James Leslie Perchard (born 1957 in Jersey) is a former politician who was elected as Senator in the States of Jersey in the 2005 election.

Perchard was educated at Trinity Primary School, Trinity and De La Salle College.
In 2005 he retired from his farming business before entering politics. Before entering politics he held the positions of Chairman of the Jersey Young Farmers' Club, President of the Countrymen's Club, and Vice President of the Jersey Farmers' Union. He served as Assistant Minister and Minister for Health and Social Services from 2008 to 2009.

In 2003, Perchard built a cricket field on his farm in St Martin.
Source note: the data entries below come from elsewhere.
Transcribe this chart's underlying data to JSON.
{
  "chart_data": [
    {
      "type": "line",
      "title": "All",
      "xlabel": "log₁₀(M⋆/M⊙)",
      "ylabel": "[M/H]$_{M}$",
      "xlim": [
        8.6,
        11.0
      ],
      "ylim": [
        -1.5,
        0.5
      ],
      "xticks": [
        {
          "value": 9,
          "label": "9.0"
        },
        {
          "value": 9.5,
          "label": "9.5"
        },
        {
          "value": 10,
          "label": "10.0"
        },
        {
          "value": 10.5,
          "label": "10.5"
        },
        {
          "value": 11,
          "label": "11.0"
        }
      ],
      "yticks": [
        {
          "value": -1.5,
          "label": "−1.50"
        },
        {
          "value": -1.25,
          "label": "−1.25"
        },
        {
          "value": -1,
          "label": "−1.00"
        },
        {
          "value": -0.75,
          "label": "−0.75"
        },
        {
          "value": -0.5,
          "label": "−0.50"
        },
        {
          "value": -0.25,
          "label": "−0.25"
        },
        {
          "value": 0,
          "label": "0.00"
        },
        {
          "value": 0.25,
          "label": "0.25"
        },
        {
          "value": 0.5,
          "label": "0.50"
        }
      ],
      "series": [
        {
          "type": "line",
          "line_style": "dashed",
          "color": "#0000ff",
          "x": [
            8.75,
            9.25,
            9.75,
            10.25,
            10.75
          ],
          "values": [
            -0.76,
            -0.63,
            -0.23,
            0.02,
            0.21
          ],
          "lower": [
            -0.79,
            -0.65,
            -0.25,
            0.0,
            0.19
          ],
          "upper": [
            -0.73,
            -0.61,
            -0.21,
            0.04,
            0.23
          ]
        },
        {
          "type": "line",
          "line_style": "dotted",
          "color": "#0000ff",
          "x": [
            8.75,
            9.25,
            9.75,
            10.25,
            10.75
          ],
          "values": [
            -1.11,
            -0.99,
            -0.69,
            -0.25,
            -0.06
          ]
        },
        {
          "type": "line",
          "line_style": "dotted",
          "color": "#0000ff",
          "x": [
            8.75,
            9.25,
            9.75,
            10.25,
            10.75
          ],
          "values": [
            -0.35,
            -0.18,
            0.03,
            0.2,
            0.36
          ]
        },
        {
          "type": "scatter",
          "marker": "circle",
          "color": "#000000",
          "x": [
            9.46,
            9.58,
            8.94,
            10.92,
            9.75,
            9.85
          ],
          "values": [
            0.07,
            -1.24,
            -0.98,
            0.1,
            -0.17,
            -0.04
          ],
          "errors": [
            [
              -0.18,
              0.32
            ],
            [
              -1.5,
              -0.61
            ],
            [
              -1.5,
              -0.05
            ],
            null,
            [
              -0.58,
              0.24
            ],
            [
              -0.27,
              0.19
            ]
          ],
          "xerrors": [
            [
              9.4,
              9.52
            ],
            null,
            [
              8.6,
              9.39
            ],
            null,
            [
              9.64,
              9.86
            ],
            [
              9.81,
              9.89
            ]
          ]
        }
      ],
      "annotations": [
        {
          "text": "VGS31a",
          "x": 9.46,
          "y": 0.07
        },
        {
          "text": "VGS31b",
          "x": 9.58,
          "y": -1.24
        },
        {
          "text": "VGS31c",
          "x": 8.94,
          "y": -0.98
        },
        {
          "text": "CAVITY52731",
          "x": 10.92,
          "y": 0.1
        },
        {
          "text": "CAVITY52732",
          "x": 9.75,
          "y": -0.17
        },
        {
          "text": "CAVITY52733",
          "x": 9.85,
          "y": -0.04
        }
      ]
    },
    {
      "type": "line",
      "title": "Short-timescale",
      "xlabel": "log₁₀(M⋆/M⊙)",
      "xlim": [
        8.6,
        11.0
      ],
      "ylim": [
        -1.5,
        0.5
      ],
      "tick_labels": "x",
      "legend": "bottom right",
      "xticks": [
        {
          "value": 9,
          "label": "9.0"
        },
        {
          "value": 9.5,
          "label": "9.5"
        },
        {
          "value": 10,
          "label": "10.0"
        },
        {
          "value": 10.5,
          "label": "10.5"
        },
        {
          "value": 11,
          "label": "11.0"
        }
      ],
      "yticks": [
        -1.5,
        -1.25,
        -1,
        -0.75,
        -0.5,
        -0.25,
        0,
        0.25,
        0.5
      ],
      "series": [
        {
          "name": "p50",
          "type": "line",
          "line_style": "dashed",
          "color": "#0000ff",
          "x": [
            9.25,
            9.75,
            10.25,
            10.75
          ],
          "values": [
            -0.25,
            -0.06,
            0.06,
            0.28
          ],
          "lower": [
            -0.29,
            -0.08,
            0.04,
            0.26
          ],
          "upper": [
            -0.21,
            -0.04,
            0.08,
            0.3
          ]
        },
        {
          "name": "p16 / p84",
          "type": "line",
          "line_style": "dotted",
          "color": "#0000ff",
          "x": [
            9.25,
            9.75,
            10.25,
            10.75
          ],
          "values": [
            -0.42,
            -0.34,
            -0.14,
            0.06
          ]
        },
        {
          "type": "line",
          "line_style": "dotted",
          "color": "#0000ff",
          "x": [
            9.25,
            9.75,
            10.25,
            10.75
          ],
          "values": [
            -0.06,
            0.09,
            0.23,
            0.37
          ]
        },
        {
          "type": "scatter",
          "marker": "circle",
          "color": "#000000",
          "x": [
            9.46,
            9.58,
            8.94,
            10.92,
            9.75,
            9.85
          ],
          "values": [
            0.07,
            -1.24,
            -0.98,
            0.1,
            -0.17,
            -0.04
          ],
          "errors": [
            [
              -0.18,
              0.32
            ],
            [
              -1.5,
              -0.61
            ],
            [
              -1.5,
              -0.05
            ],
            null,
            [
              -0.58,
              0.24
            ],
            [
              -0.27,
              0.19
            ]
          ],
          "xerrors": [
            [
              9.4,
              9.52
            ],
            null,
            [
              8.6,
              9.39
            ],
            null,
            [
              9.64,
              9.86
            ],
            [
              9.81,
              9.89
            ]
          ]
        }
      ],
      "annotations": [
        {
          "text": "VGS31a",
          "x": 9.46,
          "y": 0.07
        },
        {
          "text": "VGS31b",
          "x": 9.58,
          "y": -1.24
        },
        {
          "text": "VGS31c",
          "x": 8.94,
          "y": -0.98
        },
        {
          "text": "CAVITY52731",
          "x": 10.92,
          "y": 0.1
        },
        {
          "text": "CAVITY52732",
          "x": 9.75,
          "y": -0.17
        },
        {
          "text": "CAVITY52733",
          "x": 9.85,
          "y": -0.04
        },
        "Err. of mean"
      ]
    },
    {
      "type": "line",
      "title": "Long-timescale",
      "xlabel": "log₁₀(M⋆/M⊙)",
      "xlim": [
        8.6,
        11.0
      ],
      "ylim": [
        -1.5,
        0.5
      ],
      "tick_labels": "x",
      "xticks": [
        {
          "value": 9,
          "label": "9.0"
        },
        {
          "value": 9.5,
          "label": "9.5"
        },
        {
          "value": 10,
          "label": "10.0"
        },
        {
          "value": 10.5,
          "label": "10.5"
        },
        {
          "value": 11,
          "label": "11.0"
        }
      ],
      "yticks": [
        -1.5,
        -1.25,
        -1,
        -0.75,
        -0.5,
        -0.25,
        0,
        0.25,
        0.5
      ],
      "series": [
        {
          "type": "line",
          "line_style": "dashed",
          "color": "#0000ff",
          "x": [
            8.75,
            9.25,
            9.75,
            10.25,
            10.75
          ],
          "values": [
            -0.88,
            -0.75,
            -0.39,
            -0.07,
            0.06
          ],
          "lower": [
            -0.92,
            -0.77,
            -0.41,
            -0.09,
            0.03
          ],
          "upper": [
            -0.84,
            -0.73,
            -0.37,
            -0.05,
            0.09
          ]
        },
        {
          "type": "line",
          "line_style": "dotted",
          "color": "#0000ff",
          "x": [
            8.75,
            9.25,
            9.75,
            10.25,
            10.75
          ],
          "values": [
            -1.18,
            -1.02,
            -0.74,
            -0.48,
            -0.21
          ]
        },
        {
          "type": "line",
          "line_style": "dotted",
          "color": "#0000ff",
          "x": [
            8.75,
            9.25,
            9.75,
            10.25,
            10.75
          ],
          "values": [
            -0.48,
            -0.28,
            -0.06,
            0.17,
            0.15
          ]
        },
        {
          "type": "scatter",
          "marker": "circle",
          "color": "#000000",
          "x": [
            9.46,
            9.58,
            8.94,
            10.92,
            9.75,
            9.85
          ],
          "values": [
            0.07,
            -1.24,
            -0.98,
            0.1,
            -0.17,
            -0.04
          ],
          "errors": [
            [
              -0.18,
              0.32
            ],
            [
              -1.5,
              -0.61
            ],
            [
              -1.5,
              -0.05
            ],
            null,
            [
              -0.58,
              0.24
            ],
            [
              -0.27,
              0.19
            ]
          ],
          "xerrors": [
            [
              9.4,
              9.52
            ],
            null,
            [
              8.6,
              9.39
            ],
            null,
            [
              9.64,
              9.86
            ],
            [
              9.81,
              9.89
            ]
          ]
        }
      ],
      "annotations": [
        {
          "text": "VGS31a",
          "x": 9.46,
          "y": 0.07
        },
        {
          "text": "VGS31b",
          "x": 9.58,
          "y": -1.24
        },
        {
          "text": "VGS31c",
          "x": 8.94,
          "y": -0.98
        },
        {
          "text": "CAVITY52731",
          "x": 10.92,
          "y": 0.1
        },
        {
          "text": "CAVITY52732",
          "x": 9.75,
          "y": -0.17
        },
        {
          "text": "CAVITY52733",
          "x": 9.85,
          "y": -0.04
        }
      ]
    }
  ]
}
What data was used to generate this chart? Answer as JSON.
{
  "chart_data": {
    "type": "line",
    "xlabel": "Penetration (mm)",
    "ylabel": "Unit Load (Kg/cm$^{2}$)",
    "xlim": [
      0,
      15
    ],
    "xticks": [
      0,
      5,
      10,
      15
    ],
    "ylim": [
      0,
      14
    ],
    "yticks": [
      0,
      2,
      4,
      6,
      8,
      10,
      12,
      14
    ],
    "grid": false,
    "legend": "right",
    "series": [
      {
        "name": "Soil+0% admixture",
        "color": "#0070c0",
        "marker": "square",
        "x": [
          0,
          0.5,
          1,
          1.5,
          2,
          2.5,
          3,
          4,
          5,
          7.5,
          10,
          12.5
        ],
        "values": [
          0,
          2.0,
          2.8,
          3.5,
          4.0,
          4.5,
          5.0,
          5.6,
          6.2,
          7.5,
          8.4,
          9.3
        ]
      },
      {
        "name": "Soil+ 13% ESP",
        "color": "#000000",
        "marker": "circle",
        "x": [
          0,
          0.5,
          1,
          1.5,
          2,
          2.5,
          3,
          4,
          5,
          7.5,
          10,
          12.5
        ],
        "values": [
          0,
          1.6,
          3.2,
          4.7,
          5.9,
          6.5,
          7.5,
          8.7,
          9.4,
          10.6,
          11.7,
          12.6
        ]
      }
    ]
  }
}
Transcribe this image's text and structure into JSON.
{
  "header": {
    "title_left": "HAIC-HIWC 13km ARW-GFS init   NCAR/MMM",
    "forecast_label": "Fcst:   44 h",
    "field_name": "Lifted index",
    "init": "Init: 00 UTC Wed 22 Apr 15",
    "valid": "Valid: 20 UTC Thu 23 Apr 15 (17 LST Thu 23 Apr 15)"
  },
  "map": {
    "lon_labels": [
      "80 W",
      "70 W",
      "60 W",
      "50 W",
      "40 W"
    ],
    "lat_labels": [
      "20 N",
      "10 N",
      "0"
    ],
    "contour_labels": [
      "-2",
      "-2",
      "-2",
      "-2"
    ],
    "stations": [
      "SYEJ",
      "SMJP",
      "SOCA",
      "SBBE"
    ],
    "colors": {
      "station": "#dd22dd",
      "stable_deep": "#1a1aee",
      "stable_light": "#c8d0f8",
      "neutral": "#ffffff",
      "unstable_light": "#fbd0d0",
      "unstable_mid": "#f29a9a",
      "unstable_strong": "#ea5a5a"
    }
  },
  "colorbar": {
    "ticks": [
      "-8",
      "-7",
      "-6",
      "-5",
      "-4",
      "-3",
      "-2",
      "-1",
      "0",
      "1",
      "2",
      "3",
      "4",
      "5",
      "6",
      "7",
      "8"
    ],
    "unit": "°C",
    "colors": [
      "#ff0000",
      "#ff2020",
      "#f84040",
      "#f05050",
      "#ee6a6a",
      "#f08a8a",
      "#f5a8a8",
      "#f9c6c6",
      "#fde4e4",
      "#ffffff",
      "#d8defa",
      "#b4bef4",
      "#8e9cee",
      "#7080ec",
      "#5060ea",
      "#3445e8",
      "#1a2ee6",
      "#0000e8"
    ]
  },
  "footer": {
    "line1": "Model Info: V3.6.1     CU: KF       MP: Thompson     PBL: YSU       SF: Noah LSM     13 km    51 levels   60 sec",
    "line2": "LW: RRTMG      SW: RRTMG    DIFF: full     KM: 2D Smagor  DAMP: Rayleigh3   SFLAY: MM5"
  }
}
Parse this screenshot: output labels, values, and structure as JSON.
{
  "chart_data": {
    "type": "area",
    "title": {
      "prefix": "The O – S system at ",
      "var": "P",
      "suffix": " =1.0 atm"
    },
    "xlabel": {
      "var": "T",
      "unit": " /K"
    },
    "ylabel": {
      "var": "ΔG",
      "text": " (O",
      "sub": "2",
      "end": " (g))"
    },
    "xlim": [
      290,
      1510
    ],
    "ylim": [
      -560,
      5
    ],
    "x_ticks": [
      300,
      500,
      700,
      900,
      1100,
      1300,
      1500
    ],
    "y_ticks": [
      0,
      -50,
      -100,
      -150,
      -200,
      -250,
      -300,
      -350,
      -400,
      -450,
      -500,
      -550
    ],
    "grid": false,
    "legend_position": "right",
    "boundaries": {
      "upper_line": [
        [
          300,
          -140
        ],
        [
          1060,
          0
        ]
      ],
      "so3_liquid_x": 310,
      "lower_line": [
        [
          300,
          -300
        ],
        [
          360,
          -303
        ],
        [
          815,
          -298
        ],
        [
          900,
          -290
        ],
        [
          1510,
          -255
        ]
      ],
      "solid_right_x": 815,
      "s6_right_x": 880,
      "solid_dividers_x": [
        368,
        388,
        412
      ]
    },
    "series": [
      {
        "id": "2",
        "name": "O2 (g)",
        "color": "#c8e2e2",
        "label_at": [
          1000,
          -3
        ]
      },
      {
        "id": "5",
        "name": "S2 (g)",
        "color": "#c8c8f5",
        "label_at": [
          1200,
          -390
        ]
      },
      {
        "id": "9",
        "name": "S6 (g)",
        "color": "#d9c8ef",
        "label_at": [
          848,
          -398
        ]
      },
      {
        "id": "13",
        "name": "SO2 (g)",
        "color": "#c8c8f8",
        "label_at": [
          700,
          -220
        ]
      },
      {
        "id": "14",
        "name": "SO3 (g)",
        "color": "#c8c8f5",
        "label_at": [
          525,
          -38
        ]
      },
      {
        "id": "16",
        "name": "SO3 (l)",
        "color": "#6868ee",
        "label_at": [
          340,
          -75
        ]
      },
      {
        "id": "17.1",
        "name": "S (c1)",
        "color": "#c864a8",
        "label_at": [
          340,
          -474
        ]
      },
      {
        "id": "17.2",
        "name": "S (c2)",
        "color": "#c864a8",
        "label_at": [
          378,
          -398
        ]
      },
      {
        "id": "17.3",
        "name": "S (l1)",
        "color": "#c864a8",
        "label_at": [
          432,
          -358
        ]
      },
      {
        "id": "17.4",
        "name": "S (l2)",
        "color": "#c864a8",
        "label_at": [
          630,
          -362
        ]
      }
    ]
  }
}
The Farmers Field is now the home to the Farmers Cricket Club

==Electoral history==
In October 2005 Perchard finished 6th of 15 candidates, achieving 8,998 votes, and was duly elected to the States of Jersey.

He was Assistant Minister for Health and Social Services before being elected Minister in December 2008. The Senator resigned in April 2009.

In August 2011, he announced he would not stand for re-election for "personal and business reasons."

==Independent==
He stood for the States as an independent candidate, summarising his politics as follows:

"I believe in the freedom of the individual and the equality of opportunity. If elected I will promote and support low tax, small,
unobtrusive government that seeks to create a favourable business and social environment."